Tired of hanging around the city centre waiting for his money to come through, we decided to catch a bus to Cape Sounion, 70 km from Athens at the southern tip of Attica, the peninsula Athens is built on. Sounion rises to high promontory surrounded by the sea on three sides, at the top of which stand the ruins of the Temple of Poseidon, designed by the same architect who had built the Parthenon. Sounion is famous for its fabulous sunsets.
We scrambled around the ruins for a couple hours, waiting for sunset. It was Matt’s wish to sleep amongst the ruins but it was a popular wish amongst backpackers and the guards had been onto it for ages. They made sure everyone was off the property before dark.
We climbed down the hill and crossed onto the east side of a facing hill where we laid out our sleeping bags under a small tree five metres above the shore. We went to sleep there with the silhouette of the temple standing against the last light of the night sky.

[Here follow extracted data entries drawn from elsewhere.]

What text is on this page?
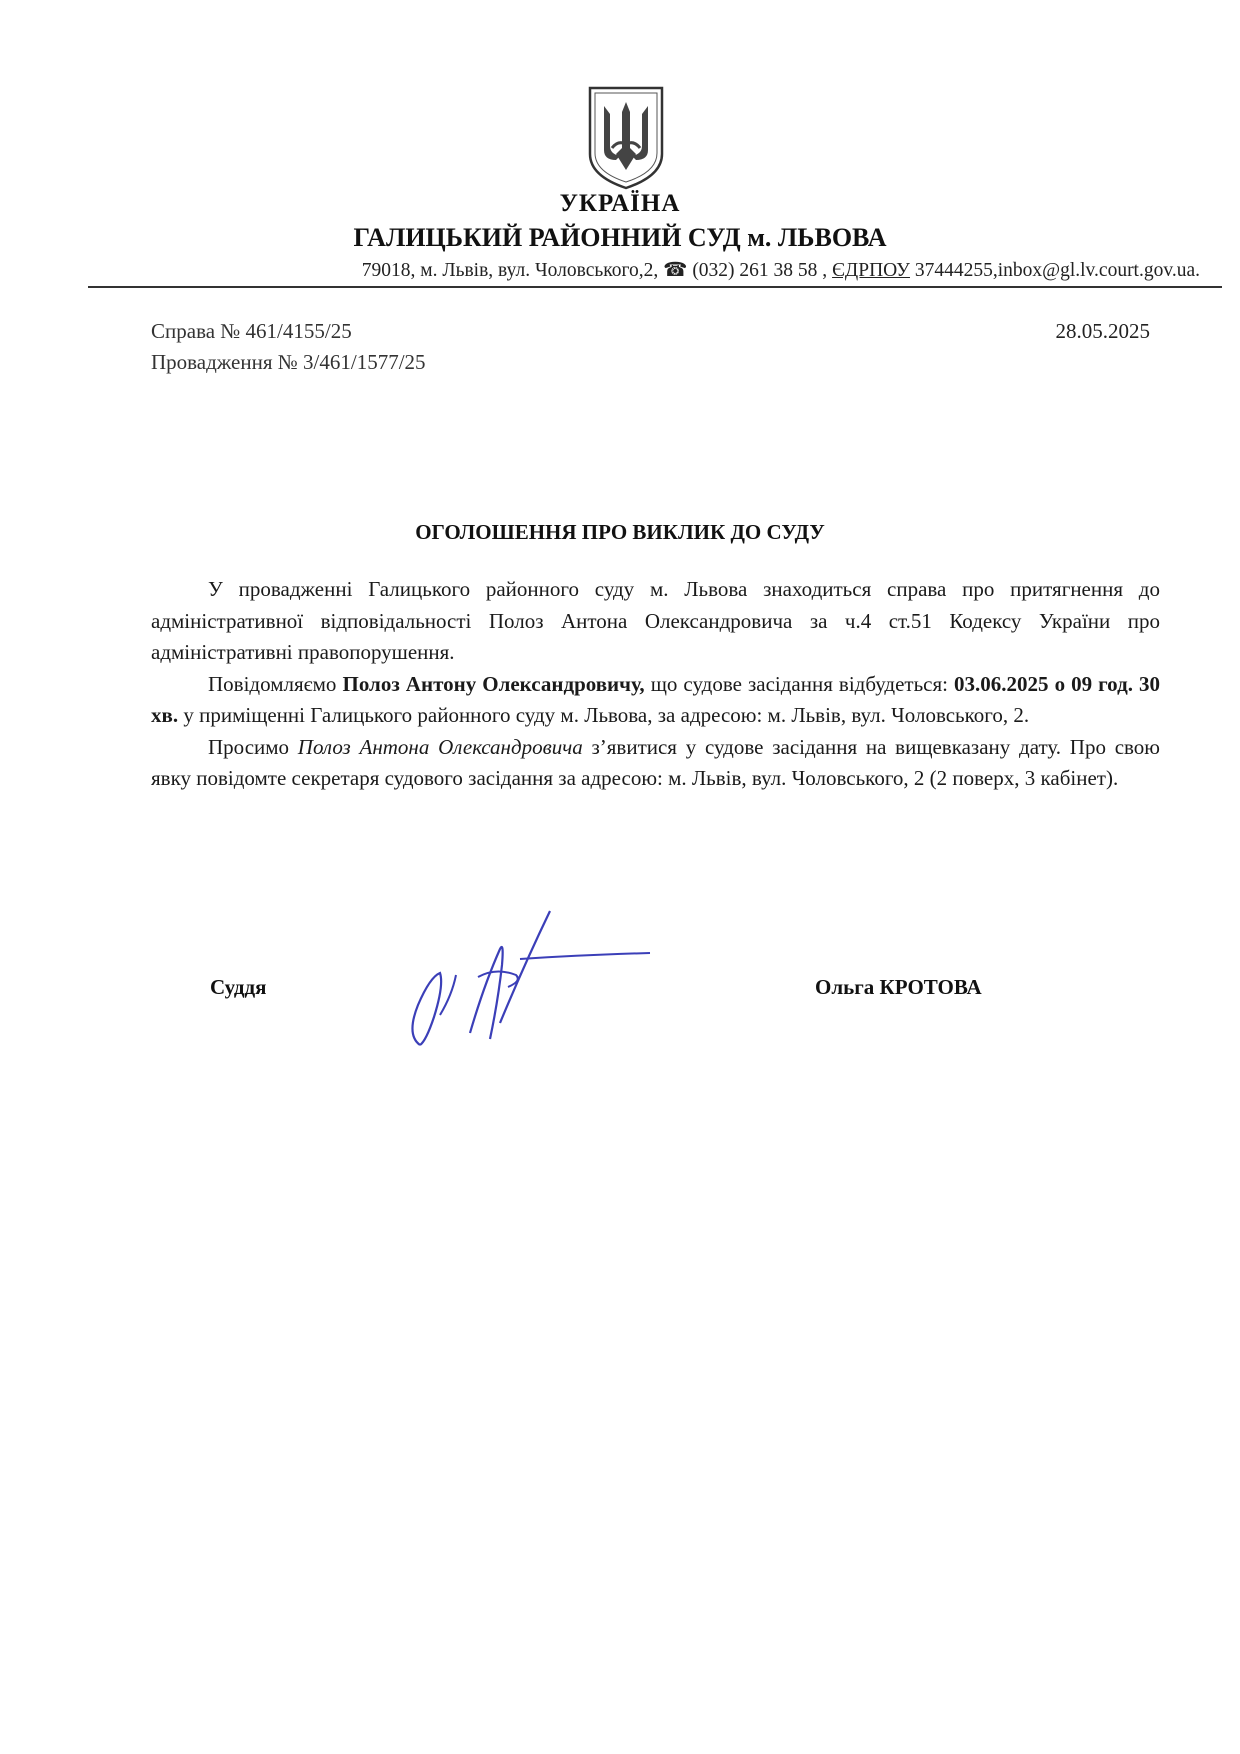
УКРАЇНА
ГАЛИЦЬКИЙ РАЙОННИЙ СУД м. ЛЬВОВА
79018, м. Львів, вул. Чоловського,2, ☎ (032) 261 38 58 , ЄДРПОУ 37444255,inbox@gl.lv.court.gov.ua.
Справа № 461/4155/25
Провадження № 3/461/1577/25
28.05.2025
ОГОЛОШЕННЯ ПРО ВИКЛИК ДО СУДУ

У провадженні Галицького районного суду м. Львова знаходиться справа про притягнення до адміністративної відповідальності Полоз Антона Олександровича за ч.4 ст.51 Кодексу України про адміністративні правопорушення.

Повідомляємо Полоз Антону Олександровичу, що судове засідання відбудеться: 03.06.2025 о 09 год. 30 хв. у приміщенні Галицького районного суду м. Львова, за адресою: м. Львів, вул. Чоловського, 2.

Просимо Полоз Антона Олександровича з’явитися у судове засідання на вищевказану дату. Про свою явку повідомте секретаря судового засідання за адресою: м. Львів, вул. Чоловського, 2 (2 поверх, 3 кабінет).

Суддя	Ольга КРОТОВА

In the morning we stripped off our underwear and jumped naked into the Aegean Sea. After frolicking around for several minutes, we climbed back up and lay in the warm morning sun until we were dry. Then we made love right there, out in the open, with no sign of human life in view except for the ruins of the temple in the distance. That is, until a busload of school children poured into the picture. They didn’t see us as they raced to see who could get up to the ruins first. We reluctantly dressed and caught the next bus back to Athens.
The next morning Matt learned that it would be a week before he’d get access to his money so we decided to take a longer trip. It was still a bit cool and rainy so we decided to head south to Crete. The passenger ferry left Athens’ port, Piraeus, in the next evening and arrived in Iraklion, the largest town on Crete, the following morning. Matt brought his bike for he wanted to cycle with me there. He had read that there were places in Iraklion where I could a rent a bike for myself. What we didn’t need we stored at the hotel.
We brought a bottle of wine, which we weren’t supposed to have open on board, but it seemed everyone else was doing it. We shared it with a very cute 21-year-old American named Paul who was going to spend the summer studying the administration of the European Union, or something equally dull. Between the wine and Paul, Matt was in heat. We were all crammed in closely on my lower berth and Matt begun conspicuously rubbing his leg against mine, hoping this would excite Paul. I could have died with embarrassment but Paul, though he couldn’t help but notice, went right on talking as though nothing was happening. A few minutes later he said good night and wandered off. I lay in my berth below Matt’s that night, wondering what kind of relationship this was turning into.